The Perfect Blueberry Muffin


    I love baked goods, especially muffins, so after reading rave reviews on the To Die For Blueberry Muffin Recipe found on allrecipes.com, I had to try it. I sorted through the written reviews and recommendations and followed the ones I thought were best and made some changes of my own. It is, in all honesty, the BEST homemade blueberry muffin I've ever had. The crumb topping was crunchy and sugary and sweet and the consistency was perfectly moist. After my first bite I literally said out loud "oh my god...." We ate three right when they came out of the oven.

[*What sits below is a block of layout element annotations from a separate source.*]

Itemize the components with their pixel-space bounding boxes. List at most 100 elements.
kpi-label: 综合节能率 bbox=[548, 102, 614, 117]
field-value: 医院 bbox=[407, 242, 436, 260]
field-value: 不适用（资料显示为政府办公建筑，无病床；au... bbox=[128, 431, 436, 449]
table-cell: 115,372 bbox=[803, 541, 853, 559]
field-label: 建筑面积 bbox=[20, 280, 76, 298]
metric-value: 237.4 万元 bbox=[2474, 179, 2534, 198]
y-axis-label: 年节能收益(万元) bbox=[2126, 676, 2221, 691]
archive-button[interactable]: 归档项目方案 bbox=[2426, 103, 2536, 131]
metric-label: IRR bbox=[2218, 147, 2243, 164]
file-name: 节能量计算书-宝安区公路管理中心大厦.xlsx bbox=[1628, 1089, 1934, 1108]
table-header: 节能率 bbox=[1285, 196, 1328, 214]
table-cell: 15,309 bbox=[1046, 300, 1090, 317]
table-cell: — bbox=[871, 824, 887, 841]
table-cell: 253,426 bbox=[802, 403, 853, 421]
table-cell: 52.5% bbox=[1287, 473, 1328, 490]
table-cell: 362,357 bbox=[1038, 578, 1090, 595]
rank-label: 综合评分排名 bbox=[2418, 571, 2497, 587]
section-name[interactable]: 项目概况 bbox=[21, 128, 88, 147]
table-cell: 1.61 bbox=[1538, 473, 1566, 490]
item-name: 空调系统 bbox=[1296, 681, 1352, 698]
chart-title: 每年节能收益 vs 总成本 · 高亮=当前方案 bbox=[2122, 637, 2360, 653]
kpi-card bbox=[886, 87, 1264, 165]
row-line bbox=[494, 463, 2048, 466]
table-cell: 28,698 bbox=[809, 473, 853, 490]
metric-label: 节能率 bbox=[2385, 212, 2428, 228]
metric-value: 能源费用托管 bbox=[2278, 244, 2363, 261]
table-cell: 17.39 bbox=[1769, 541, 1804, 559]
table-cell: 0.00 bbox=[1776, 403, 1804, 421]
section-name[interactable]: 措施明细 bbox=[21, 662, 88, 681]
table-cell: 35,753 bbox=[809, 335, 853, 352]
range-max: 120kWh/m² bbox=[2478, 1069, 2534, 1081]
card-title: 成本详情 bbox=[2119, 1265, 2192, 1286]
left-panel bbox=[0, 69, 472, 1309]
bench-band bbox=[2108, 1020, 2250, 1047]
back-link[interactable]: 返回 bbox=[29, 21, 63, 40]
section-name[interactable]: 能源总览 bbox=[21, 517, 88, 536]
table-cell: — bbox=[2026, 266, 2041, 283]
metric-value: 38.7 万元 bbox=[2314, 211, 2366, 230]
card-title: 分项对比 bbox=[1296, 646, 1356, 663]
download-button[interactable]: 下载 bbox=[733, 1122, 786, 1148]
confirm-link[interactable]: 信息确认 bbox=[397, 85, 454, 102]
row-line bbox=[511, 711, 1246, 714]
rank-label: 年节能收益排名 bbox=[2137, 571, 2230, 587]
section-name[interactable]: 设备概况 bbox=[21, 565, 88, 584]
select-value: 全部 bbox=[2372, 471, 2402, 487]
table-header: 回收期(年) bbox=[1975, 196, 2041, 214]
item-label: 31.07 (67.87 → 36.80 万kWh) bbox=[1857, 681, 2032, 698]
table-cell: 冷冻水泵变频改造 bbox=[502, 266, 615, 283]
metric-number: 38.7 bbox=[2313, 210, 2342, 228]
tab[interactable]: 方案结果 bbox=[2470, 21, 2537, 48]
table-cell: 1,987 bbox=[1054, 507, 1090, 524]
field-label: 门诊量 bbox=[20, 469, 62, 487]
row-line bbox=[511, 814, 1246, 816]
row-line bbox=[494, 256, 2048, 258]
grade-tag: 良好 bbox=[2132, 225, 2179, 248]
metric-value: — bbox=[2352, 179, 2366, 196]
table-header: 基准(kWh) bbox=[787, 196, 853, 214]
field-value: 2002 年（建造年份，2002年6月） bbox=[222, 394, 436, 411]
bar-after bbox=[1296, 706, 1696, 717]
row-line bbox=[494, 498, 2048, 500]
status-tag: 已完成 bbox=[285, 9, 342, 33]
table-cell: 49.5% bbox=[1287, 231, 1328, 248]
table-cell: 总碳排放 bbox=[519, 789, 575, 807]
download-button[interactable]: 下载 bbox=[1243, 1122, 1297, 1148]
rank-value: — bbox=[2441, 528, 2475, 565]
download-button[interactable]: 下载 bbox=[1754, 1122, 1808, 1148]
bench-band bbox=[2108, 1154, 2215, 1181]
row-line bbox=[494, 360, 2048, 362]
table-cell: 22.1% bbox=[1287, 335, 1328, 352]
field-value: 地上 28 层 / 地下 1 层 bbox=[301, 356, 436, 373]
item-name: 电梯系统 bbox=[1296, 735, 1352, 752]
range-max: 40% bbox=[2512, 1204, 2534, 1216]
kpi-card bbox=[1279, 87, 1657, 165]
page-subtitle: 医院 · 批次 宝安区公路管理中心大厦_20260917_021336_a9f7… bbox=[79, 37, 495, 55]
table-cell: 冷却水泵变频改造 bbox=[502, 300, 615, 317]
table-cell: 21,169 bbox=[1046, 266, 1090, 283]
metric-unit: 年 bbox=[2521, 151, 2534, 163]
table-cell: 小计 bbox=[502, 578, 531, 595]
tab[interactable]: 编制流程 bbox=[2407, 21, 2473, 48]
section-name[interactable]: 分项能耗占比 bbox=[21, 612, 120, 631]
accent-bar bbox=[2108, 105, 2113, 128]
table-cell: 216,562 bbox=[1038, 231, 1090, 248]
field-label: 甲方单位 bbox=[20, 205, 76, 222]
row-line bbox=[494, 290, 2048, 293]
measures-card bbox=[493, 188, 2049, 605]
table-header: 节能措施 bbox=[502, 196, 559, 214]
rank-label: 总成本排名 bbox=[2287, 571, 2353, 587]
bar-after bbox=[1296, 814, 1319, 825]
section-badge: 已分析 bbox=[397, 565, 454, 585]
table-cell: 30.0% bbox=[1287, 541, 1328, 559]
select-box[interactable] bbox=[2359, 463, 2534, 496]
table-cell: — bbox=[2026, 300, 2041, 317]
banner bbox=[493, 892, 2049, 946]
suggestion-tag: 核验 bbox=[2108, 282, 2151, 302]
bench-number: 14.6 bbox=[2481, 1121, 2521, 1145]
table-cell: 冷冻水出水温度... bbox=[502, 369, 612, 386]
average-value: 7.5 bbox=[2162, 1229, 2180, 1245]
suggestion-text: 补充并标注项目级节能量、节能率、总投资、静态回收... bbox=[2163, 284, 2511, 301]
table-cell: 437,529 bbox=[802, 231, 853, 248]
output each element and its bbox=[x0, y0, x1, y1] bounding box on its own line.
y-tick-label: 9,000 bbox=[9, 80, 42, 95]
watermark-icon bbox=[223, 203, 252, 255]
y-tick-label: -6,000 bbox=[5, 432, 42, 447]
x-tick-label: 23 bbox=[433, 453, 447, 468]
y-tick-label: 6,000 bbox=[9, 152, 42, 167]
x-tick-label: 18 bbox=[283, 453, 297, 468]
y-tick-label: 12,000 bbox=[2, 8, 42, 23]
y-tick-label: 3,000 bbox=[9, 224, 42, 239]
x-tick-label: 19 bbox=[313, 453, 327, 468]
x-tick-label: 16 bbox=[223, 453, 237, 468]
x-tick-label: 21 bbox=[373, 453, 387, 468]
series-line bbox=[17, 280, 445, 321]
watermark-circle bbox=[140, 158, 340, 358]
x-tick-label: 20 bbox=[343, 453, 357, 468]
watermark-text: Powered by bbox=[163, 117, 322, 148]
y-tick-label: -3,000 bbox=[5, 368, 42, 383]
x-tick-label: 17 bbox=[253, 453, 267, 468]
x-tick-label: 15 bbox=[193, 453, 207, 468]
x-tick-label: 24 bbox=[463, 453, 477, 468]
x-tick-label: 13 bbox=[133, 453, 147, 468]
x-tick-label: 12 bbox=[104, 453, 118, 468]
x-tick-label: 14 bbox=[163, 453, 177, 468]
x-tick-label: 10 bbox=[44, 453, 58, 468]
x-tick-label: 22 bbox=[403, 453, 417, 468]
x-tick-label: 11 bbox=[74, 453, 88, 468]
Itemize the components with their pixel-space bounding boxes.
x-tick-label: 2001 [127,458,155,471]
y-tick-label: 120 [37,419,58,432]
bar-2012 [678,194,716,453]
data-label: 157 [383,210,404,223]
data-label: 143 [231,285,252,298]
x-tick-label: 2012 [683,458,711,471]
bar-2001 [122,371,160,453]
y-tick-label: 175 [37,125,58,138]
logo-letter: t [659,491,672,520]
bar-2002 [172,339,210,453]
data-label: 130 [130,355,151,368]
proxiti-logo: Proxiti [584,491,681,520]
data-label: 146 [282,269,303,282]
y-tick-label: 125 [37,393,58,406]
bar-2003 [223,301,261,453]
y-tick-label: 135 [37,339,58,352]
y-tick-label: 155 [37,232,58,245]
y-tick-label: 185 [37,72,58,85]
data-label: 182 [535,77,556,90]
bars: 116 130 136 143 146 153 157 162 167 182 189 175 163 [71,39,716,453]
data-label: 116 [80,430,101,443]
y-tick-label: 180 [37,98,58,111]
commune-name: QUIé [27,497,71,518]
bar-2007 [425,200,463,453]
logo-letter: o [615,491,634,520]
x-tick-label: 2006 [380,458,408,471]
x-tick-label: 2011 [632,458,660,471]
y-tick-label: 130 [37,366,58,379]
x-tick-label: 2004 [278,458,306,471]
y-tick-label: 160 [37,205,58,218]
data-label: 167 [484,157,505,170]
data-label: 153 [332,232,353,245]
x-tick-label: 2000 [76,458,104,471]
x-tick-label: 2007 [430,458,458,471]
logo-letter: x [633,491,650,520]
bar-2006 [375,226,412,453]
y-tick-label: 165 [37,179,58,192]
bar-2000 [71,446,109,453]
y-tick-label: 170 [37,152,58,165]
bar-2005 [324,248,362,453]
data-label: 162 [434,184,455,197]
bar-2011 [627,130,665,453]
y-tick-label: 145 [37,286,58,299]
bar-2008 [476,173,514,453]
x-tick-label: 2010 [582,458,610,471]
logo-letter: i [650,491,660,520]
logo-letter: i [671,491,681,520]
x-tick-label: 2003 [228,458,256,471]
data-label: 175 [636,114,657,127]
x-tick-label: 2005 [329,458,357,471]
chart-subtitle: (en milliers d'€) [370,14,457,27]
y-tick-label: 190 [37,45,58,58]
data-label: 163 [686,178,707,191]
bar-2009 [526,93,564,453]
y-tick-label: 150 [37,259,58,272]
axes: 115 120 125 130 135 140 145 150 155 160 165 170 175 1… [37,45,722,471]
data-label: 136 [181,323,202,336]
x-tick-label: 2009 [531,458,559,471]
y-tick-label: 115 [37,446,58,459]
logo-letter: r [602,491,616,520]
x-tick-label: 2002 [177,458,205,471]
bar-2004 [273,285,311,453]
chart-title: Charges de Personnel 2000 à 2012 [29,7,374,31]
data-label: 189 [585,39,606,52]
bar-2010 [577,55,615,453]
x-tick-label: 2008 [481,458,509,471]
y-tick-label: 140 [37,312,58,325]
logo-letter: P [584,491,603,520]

I'm in blueberry heaven.....


       I'll continue to be in blueberry heaven when I eat another one of these later tonight, and probably again when I make another batch next week....I'm in love. It's the crumb topping that really sets it apart from all the others, so sweet and sugary crispy crunchy; the ideal muffin top. 


(As you see some were snatched before I could even take a picture! We were too anxious because they smell absolutely fantastic while baking)

        I altered the recipe a bit, using 1/2 cup whole wheat flour (my mom has rubbed off on me more than I thought) because I'm determined to add it to every baked good recipe that I try, and you really can't tell the difference. I also used frozen blueberries instead of fresh (saving some money here!), and it still came out great, soooooo great - like I seriously plan on using this recipe for the rest of my life....that great. As I'm trying to write this my eyes keep getting glued onto the picture of it, all warm and fresh from the pan, a little piece of baked perfection and my mouth is watering and ugh I'm getting so distracted by the memory of it's deliciousness!
        I bet it would be delicious using chocolate chips as well, though I do already have my recipe for Chocolate Chip Muffins w/ Whole Wheat Flour and Wheat Germ. We'll see, maybe I'll switch it up sometime, but for now I'll just continue to drool over these ones. 


       Trust me, and go preheat your oven, get some ingredients out, get baking and I swear you'll thank me later....



Perfected Blueberry Muffins
Makes 8/9 large bakery style muffins or 12 regular
Ingredients:
1 cup all purpose flour
1/2 cup whole wheat flour
3/4 cup sugar
1/2 tsp salt
2 tsp baking powder
1/3 cup vegetable oil
1 egg
1/3 cup milk
1/2 tsp vanilla
1 cup blueberries - or more
1/2 cup brown sugar
1/3 cup flour
1/4 cup butter, cubed small
2 tsp cinnamon

Directions:
Preheat oven to 400 degrees
Combine flour, sugar, salt and baking powder in medium bowl. In separate bowl combine vegetable oil, egg, milk and vanilla. Make a well in the dry ingredients and pour in egg mixture. Mix until just combined, DO NOT OVER MIX! Fold in blueberries. Grease muffin tins and scoop in batter all the way to the top of the cup for large muffins, or 2/3 for regular sized. Mix together brown sugar, flour, butter and cinnamon with fork and sprinkle on muffins, making sure to get some butter on each (you don't have to use all of the mixture, I had some leftover). Bake in preheated oven, large muffins 20-25 minutes and smaller ones about 18 minutes, or until toothpick comes out clean.